ACA Rate Hikes Driven by Utilization and Risk
ACA insurers across the country are filing for some of the steepest premium increases in recent memory. The justification for these dramatic hikes—which include Molina Healthcare requesting a 41% increase in Florida , United seeking a 43% increase in Georgia , and increases above 18% in Michigan —is centered on rising patient utilization, worsening risk pools, and price inflation.
Examples of the requested premium increases filed by ACA carriers include:
- Florida: Molina Healthcare requests a 41% increase for 2026.
- Georgia: United seeks a 43% increase.
- Texas: United seeks a 39% increase.
- Even traditionally stable Blues plans are pushing for premium increases above 20% in multiple states.
Self-Funded Data Reveals a Stable Market
Nomi Health analyzed 12 months of real-world claims data from its nationwide self-funded employer clients, representing over 20 million lives, to see if the same trends were driving up their rates. The short answer is that they’re not.

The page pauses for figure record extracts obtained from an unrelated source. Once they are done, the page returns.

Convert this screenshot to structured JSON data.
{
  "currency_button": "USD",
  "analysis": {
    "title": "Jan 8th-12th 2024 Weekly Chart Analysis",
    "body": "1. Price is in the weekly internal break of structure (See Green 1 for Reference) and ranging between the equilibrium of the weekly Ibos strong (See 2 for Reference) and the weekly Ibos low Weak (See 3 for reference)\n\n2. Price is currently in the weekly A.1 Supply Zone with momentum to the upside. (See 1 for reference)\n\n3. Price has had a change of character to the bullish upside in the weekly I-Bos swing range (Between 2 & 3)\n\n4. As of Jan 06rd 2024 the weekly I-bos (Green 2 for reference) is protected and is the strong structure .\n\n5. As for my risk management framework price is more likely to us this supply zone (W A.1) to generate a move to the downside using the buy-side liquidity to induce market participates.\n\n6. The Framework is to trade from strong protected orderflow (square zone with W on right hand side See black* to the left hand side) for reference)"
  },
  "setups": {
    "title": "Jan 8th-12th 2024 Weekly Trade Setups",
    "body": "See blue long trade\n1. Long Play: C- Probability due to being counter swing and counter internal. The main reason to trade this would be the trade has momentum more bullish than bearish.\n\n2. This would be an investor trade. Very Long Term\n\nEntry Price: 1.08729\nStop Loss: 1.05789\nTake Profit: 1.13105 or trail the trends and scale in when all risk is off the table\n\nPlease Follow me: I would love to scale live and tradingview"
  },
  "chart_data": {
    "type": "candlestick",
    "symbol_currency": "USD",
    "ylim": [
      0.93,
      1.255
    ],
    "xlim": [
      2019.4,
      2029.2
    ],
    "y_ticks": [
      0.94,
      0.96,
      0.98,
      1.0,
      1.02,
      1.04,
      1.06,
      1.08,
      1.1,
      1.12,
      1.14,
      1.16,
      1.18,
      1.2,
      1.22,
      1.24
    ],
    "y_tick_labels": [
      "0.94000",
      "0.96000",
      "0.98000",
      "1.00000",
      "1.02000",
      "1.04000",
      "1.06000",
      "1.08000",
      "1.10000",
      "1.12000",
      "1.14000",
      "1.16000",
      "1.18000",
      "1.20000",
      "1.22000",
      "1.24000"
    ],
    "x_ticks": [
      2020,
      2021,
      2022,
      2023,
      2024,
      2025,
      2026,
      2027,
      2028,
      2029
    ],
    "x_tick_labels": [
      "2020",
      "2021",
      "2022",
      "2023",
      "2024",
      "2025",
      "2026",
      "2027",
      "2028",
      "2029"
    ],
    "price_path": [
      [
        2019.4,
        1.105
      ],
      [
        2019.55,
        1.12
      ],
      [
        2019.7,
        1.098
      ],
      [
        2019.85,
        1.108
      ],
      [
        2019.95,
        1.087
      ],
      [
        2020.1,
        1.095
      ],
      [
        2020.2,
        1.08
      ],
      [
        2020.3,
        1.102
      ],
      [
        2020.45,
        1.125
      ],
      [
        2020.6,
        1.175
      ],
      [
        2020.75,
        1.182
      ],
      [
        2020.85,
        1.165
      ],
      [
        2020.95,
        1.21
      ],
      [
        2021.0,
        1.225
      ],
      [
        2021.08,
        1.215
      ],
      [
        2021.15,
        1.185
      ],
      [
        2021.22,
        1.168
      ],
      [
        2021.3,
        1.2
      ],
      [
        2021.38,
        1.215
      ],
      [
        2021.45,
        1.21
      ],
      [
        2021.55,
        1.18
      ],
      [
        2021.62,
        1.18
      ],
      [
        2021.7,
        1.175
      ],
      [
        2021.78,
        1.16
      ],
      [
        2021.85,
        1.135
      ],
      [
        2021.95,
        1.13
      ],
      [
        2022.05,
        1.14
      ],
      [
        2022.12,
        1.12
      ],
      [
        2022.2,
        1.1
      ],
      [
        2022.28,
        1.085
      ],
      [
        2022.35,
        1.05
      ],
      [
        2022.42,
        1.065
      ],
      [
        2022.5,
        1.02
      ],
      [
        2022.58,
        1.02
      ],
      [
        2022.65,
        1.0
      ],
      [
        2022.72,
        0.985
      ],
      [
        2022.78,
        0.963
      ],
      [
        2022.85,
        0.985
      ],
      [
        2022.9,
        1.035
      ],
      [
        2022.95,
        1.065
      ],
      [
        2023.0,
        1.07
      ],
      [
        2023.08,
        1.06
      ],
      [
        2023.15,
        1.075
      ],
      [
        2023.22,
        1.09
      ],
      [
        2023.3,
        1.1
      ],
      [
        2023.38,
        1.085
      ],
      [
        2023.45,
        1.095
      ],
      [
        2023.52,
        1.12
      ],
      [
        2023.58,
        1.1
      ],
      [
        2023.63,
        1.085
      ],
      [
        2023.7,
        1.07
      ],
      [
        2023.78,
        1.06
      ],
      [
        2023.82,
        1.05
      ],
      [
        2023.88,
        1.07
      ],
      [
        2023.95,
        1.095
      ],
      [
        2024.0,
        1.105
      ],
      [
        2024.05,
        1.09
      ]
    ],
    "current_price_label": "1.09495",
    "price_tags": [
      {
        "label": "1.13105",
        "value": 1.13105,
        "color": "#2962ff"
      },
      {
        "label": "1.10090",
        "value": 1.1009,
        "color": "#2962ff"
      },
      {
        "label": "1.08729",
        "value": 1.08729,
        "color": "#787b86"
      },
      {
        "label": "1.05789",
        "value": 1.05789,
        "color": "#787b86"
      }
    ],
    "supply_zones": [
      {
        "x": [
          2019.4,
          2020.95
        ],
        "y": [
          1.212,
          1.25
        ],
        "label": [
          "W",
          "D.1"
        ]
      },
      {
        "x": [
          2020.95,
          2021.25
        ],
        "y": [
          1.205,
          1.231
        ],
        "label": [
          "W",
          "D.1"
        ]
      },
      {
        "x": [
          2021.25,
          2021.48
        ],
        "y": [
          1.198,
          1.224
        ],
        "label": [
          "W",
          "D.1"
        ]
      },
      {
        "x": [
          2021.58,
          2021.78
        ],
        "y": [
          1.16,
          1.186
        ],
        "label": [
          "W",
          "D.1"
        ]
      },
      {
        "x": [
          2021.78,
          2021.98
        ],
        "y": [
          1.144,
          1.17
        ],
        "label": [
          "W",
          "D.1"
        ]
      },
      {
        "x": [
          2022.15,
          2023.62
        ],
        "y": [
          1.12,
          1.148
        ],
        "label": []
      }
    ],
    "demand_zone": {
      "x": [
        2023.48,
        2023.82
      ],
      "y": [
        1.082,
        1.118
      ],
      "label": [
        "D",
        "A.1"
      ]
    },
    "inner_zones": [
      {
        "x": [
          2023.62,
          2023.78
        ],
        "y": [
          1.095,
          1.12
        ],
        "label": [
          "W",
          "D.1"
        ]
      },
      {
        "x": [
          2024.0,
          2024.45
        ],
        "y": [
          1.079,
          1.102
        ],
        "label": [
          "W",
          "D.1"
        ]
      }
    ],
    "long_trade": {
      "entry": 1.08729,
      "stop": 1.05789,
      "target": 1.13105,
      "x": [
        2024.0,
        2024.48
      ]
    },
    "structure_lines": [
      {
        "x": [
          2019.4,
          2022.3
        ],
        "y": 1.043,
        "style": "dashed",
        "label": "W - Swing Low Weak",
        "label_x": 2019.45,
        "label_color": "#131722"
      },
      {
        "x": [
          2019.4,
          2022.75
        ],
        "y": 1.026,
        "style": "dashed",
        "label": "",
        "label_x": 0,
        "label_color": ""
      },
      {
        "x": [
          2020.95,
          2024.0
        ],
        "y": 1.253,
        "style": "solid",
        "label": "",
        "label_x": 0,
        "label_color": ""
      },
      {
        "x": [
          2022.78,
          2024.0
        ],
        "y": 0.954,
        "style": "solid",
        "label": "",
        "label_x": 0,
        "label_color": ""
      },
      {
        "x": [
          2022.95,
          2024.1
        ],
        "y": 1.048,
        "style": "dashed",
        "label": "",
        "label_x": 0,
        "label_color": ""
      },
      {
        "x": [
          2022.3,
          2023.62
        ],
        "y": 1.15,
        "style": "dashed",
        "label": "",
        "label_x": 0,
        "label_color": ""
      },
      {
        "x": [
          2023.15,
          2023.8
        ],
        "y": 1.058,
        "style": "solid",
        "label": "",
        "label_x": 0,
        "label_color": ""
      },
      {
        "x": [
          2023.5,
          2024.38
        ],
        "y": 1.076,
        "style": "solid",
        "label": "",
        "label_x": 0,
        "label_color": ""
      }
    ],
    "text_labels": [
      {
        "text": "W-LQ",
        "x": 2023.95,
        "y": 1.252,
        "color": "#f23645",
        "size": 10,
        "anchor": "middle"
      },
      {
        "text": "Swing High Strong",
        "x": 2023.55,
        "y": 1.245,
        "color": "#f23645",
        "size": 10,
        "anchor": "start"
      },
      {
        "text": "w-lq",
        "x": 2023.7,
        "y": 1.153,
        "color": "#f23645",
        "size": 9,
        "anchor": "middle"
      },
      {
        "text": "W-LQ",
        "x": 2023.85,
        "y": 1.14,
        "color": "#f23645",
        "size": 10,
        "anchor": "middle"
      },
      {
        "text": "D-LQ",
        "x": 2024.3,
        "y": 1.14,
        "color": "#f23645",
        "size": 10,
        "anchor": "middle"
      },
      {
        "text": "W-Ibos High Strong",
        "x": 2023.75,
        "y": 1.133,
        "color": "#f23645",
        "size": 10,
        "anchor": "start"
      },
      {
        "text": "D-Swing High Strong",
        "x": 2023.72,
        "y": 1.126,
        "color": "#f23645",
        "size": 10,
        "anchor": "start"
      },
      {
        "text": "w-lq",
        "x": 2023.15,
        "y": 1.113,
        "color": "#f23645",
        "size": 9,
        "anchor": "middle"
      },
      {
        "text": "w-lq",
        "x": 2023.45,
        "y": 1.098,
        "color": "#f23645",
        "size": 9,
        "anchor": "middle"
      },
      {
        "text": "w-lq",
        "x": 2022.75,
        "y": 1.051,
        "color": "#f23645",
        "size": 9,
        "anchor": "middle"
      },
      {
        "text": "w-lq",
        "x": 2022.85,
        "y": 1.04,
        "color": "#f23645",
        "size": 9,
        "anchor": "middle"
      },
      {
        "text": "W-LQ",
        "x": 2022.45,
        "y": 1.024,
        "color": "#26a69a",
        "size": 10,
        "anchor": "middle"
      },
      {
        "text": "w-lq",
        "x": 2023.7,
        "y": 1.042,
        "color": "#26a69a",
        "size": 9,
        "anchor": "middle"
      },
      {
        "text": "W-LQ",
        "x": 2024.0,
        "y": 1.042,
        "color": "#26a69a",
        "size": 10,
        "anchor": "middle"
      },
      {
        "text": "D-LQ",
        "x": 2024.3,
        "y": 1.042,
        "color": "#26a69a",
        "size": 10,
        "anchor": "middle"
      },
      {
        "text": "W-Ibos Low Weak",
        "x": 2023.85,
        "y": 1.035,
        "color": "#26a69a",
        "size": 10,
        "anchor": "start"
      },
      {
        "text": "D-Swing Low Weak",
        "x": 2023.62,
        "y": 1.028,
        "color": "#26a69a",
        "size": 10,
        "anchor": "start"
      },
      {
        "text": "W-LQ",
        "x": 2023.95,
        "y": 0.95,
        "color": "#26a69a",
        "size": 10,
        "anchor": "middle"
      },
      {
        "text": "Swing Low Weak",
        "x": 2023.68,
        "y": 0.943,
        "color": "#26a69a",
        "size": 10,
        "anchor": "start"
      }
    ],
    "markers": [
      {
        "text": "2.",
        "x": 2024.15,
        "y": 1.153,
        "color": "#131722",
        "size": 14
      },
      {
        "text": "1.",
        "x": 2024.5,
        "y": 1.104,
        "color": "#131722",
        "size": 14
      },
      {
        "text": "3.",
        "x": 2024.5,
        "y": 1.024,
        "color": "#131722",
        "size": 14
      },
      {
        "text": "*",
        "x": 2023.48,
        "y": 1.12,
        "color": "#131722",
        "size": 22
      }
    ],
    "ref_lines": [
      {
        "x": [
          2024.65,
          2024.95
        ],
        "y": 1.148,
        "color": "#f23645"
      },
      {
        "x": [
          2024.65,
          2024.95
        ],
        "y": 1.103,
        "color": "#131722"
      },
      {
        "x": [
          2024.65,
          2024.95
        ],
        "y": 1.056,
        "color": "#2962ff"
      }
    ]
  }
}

The data from 2023–2024 shows a healthcare market that’s far more stable than the ACA premium filings suggest:
- Medical spend rose just 1.75% per member per month.
- Claim volume actually declined 2.17% per 1,000 members.
- Pharmacy spend rose 8.64% per member per month, largely driven by predictable growth in categories like GLP-1s.
This stable pattern holds true even in the states facing the sharpest ACA increases:
- Florida: 0.35% medical cost increase (while ACA carriers seek up to 41%).
- Texas: 1.8% increase (while ACA carriers seek up to 39%).
- Georgia: 4.08% increase (while ACA carriers seek up to 43%).
Warning: ACA Market Stress Could Spill Over
The modest and predictable growth in self-funded plan costs might seem like good news, but stability today doesn’t guarantee smooth sailing ahead. The contrast raises an urgent question of whether ACA market stress could spill over into commercial contracts and push costs higher for everyone.
Spiking ACA premiums could lead to rising uninsured populations in communities where self-funded employer members live and work. When more people lack coverage, providers often shift the costs of uncompensated care elsewhere, typically resulting in higher negotiated rates across all commercial contracts. Industry analysts estimate that each of the 179 million people with job-based coverage could see their annual costs rise by $182 to $485.
Employers who take charge of their data and dollars today are better positioned to manage their costs tomorrow. They need to stay vigilant, spot early signs of spillover (e.g., network contract disputes or hidden spread pricing), and proactively protect their plans from subsidized expenses they didn’t create.